Con ese conocimiento, los piratas informáticos pudieron usar vulnerabilidades antiguas pero no reparadas para acceder a la red y, desde allí, ingresar a los servidores que brindan autenticación e identificación para las organizaciones objetivo. Robaron nombres de usuario y contraseñas, reconfiguraron enrutadores y exfiltraron y copiaron con éxito el tráfico de la red objetivo en sus propias máquinas. Con estas tácticas, pudieron espiar prácticamente todo lo que sucede dentro de las organizaciones.

Luego, los piratas informáticos se dieron la vuelta y eliminaron los archivos de registro en cada máquina que tocaron en un intento de destruir la evidencia del ataque.

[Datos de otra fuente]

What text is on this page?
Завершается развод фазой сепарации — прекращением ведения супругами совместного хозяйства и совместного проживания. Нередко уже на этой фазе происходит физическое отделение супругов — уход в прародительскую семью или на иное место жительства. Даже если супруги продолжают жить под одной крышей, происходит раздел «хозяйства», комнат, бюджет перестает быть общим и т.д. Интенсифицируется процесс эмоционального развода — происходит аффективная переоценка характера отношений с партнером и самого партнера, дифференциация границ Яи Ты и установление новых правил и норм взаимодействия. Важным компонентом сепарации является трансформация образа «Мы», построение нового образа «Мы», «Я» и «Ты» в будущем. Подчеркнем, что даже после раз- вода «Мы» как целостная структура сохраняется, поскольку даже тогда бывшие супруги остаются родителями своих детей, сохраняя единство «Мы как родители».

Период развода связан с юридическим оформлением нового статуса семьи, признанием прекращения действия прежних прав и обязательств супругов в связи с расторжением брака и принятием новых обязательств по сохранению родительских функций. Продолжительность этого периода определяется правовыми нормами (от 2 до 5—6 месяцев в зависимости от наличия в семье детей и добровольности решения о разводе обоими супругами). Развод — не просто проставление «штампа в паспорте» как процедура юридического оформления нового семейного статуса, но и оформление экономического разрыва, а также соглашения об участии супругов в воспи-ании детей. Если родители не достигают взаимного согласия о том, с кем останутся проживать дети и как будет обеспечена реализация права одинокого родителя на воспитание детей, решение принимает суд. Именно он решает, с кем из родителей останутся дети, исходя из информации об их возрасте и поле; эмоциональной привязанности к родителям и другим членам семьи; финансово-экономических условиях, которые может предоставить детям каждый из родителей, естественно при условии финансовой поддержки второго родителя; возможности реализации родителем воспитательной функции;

Los funcionarios estadounidenses no explicaron cómo finalmente se enteraron de los ataques a pesar de los intentos de los atacantes por cubrir sus huellas.

Los estadounidenses también omitieron detalles sobre a qué grupos de piratas informáticos están acusando, así como la evidencia que tienen que indica que el gobierno chino es responsable.

El aviso es otra alarma emitida por Estados Unidos sobre China. El subdirector del FBI, Paul Abbate, dijo en un discurso reciente que China “realiza más intrusiones cibernéticas que todas las demás naciones del mundo juntas”. El gobierno chino niega rutinariamente que participe en campañas de piratería contra otros países. La embajada china en Washington, DC no respondió a una solicitud de comentarios.